Растрелли наведёт декор в некоторых малых покоях, не забывая, конечно, начатого бюста. Так как соперники рискуют столкнуться нос к носу, светлейший упреждает и челядь:
— Подерутся если — растащить и под арест.
Ведь и Людовик не допускал такого... Впрочем, по мере того как из глыбы мрамора выступали человеческие черты и Данилыч узнавал свой высокий лоб, свой прищур — чуть насмешливый, чуть презрительный, напрашивался способ вернейший потушить свару.
— Вы достойны быть его величества собственным скульптором, — сказал он итальянцу. — Я буду ходатайствовать.
Растрелли был польщён. Присмирел заметно.
Царю Данилыч написал:
«Между Леблоном и Растрелли произошли великие ссоры, которых старался я всячески мирить и насилу сего часа примирил, из чего и они довольны, и я зело рад...»
Лето 1716 года обмануло надежды Петра.
Добиться мира не удалось. Мешкотня и раздоры среди союзников погубили план совместного десанта, решающего удара. Согласие с Англией пошатнулось.
Русский флот смутил владычицу морен — он оказался сильнее, чем предполагали. Диктовать условия мира будет царь, посредников не послушает. Лондон, намеревавшийся лишь сократить притязания Карла, теперь склонен спасать его, спасать от разгрома, дабы ни он, ни Пётр не получили полного господства на Балтике.
Так или иначе, время упущено. Ничего не придумать иного, как до следующей кампании обратиться к средствам дипломатическим — укреплять альянс на континенте, а Швецию сколь возможно ослабить.
Тут ещё Алексей...
В Копенгаген не прибыл, пропал — ни слуху ни духу. Что могло случиться?
— Всяк человек есть ложь.
Суждение вылилось однажды в письме к сыну, запомнилось и теперь всё чаще срывается с уст. Екатерина страдала — насмарку пойдёт лечение в Пирмонте.

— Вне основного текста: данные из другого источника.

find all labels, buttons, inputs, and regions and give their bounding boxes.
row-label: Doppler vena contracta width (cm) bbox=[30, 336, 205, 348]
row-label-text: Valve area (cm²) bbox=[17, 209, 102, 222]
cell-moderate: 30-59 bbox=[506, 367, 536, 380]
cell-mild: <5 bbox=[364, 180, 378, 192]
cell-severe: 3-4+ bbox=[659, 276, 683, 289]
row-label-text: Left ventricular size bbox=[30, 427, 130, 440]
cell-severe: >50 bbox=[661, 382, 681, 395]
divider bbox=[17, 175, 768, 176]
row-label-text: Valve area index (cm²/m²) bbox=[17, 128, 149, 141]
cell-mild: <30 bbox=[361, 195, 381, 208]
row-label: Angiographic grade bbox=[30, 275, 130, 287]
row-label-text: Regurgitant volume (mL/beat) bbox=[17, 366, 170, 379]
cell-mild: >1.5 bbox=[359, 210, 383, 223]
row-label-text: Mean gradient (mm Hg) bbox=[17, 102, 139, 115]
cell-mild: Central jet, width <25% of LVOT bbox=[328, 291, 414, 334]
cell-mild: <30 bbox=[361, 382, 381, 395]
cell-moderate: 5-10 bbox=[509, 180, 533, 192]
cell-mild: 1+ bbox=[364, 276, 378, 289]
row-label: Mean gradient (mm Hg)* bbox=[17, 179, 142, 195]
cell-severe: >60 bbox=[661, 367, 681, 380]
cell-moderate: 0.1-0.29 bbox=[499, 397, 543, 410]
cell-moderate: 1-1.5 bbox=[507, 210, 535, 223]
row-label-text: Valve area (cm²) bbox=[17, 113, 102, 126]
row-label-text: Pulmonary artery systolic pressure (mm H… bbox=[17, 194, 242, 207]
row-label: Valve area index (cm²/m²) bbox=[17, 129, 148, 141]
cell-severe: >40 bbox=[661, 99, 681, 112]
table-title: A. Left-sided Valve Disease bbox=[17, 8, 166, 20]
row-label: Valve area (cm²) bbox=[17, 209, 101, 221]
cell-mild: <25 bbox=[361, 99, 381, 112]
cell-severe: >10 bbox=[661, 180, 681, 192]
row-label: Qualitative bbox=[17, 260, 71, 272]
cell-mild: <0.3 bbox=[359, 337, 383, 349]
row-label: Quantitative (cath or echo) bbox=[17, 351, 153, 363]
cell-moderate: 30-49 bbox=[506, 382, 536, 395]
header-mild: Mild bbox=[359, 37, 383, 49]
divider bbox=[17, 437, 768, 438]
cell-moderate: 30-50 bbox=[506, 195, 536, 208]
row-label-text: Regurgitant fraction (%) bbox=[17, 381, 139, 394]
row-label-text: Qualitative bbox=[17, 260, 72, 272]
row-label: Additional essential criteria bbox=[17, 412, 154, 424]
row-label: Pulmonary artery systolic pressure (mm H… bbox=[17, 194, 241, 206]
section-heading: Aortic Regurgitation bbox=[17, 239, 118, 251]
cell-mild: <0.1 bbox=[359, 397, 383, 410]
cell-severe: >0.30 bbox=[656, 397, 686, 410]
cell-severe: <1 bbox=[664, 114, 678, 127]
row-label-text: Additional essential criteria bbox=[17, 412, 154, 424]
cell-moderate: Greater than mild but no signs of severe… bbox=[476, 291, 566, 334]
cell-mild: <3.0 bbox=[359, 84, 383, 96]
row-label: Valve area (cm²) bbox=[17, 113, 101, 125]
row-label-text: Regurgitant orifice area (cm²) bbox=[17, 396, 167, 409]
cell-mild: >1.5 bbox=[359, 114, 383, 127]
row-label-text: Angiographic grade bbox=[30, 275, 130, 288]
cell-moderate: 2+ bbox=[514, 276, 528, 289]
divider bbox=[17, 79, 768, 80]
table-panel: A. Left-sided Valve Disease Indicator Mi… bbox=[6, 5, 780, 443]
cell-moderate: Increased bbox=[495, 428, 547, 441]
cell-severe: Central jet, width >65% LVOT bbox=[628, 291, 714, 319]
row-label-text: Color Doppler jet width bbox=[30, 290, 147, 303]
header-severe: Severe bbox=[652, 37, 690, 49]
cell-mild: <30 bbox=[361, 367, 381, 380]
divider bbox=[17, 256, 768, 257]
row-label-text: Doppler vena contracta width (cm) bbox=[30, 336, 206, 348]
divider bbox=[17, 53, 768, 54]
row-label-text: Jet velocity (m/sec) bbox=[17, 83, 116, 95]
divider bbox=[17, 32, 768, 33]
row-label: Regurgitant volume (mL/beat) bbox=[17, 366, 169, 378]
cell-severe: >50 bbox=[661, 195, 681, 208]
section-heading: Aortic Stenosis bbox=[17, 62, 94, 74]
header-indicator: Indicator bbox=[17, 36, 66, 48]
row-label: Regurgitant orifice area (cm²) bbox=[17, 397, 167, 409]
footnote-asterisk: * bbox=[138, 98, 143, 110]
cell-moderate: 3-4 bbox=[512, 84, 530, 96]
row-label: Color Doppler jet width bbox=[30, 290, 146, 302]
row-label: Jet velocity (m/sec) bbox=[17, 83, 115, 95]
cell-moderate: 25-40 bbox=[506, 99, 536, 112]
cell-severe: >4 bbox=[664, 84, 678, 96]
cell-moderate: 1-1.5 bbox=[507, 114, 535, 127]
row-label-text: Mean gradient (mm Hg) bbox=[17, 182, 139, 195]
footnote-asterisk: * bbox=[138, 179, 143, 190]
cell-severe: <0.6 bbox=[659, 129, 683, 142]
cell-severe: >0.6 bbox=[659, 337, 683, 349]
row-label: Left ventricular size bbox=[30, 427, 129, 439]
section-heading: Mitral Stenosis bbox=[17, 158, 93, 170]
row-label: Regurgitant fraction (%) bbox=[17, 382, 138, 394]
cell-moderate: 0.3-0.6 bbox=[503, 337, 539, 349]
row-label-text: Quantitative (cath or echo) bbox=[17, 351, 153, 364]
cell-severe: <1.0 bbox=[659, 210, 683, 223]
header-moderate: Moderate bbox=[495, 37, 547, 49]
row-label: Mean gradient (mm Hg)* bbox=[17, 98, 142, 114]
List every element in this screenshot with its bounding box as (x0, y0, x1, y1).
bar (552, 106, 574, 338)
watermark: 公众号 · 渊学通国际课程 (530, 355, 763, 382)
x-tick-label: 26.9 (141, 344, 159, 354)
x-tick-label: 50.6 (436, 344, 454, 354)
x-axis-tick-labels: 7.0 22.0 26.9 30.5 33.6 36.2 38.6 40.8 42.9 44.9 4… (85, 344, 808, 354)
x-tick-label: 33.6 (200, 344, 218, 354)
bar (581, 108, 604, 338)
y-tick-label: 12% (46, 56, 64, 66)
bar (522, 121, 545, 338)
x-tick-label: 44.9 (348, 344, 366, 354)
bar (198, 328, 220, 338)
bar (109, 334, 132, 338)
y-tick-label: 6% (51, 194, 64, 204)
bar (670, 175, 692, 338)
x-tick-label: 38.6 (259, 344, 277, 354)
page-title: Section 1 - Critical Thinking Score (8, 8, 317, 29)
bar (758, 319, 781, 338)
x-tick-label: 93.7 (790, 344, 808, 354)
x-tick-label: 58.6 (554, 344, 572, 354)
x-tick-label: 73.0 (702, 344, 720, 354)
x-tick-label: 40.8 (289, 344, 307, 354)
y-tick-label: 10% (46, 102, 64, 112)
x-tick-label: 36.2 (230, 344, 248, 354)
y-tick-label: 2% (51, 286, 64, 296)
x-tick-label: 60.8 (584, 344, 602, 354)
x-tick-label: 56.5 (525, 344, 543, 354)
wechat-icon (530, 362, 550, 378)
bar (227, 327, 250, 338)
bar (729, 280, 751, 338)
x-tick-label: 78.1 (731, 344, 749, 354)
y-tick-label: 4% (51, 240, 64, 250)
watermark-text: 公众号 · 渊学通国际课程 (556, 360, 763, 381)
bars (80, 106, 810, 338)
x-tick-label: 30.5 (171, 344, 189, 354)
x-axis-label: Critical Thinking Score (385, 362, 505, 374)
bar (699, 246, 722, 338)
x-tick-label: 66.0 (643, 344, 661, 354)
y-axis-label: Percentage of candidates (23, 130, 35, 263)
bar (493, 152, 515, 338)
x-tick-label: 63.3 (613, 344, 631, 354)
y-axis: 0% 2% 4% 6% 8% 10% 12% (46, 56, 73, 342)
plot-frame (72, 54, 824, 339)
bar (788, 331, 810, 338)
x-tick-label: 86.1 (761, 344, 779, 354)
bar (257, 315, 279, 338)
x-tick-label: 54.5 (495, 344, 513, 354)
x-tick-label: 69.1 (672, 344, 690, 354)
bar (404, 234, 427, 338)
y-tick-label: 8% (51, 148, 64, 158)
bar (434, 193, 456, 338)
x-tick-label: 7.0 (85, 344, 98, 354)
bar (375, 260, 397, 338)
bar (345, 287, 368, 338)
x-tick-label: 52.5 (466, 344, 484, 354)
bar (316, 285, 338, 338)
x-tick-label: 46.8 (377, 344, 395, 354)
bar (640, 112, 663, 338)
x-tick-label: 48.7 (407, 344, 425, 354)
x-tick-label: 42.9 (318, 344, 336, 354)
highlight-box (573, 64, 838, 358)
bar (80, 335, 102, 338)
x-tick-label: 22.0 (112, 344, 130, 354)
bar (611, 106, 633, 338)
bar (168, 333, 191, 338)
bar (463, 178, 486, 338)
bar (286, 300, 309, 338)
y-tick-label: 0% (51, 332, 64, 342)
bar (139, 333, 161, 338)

Из Копенгагена пора убираться. Опостылела столица Фридриха, надоел он сам с его увёртками, недомолвками, жалобами на соседей. Зимовать решено в Голландии. Страна в Северной войне нейтральна, для демаршей дипломатических удобна, понеже все державы Европы имеют в Гааге своих представителей. Сверх того, сердечно мила Петру: воздух молодости его там, на стапелях, на причалах.
А сына негодного нет и нет. Канул безвестно. Несчастье случилось или... сбежал? Страшно вымолвить это слово. Генералу Вейде приказано искать.
Всяк человек есть ложь.
А бывало, на верфи, все вокруг были камраты, единого дела честные собратья. До чего славно было...
Ринулись в декабрьскую слякоть патрули из корпуса Вейде, квартирующего в Мекленбурге. Дано знать Веселовскому, послу при цесарском дворе, дабы разведывал пребывание Алексея, «содержа себя тайно».
На морском ветру, обычно живительном, царь простыл, схватила лихорадка. Посещали приступы ярости, и тогда тишина в опрятной благонравной гостинице нарушалась резко — летела на пол посуда, сыпались на набережную осколки выбитого стекла. Екатерина и лейб-медик Арескин силой укладывали в постель, клали на лоб примочки.
— Гнев — начало безумия, — упрекала царица.
Воспитатель её, пастор Глюк, часто приводил сие латинское изречение и умел владеть собой.